‘Dr. Ken’ Is Fall’s First New Comedy to Score a Full-Season Order

The sitcom, starring Ken Jeong, gets a back nine — joining dramas 'Blindspot,' 'Quantico' and 'Rosewood.''Dr. Ken'  Danny Feld/ABC

The sitcom, starring Ken Jeong, gets a back nine — joining dramas 'Blindspot,' 'Quantico' and 'Rosewood.'

In an oddly juxtaposed turn of events, one of the fall season's most-panned new series is also among the first to get a full-season pickup.

Dr. Ken, a surprise hit on ABC's Friday block, is now the fourth broadcast freshman of the 2015-16 (and the second at ABC) to score a full season. The network has ordered a back nine episodes be produced, bringing the multicam sitcom's order to a full 22.

Starring Community vet Ken Jeong, and loosely based on his own life, Dr. Ken is among the strongest first-year comedies of the fall. Often building on its lead-in from fellow broad comedy Last Man Standing, the series is averaging an impressive 6.6 million viewers and a 1.5 rating among adults 18-49. This past Friday, averaging a night-of 1.3 rating in the key demo and 5.8 million viewers, it also proved to be immune from comedy competition from NBC — which is airing its own comedy block in Friday's 8 p.m. hour this fall to far less success.

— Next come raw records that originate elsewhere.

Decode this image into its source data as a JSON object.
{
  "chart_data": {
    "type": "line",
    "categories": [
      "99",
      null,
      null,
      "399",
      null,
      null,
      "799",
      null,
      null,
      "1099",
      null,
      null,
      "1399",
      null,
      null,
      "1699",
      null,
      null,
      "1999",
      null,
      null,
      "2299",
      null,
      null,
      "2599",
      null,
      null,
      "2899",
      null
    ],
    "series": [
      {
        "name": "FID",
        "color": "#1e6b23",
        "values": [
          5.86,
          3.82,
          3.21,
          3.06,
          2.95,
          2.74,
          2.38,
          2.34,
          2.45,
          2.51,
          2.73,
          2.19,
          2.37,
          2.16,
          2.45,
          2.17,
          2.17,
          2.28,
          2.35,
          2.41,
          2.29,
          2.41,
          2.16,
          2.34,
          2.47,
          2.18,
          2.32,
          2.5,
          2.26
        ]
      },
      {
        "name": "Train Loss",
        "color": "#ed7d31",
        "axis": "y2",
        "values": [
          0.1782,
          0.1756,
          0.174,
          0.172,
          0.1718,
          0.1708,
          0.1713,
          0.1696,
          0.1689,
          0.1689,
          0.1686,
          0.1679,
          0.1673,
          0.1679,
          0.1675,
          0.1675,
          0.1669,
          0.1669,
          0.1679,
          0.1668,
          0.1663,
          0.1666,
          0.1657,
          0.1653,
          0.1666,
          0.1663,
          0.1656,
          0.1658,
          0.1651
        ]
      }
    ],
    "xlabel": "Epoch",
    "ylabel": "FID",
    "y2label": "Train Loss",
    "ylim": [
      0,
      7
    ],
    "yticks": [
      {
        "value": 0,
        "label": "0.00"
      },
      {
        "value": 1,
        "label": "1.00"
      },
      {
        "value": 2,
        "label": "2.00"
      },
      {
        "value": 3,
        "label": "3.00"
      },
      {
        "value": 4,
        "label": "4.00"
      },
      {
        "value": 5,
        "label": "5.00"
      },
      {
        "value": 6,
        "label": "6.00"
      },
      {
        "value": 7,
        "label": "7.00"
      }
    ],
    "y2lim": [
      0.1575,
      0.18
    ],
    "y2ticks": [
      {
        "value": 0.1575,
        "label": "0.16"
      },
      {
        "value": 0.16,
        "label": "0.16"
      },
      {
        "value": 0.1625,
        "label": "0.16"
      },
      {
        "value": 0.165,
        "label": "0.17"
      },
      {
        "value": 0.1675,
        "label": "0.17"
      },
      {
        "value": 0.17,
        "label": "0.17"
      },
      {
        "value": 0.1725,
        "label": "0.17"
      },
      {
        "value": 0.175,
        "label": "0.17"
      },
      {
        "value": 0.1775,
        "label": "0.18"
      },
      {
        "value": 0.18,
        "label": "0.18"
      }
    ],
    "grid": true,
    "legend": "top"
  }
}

The series has not been such a strong performer with critics. With an average score of a 26 on review aggregate Metacritic, it's tied with time slot rival Truth Be Told as the most poorly reviewed new series this fall. The Hollywood Reporter's Daniel Feinberg wrote that while the first episode was "very bad," "there might be a good show here by fall 2016." This back nine is certainly bodes well for a longterm future for Ken. After all, ABC has been anxious to find a comedic partner for Tim Allen's Last Man.

Dr. Ken joins NBC's Blindspot, Fox's Rosewood and ABC's Quantico as one of the few series to get a full season — and that comes as we enter the fifth week of fall TV. 

Jeong is joined by Mike Sikowitz, John Davis and John Fox as executive producer. The series hails for Sony Pictures Television and ABC Studios.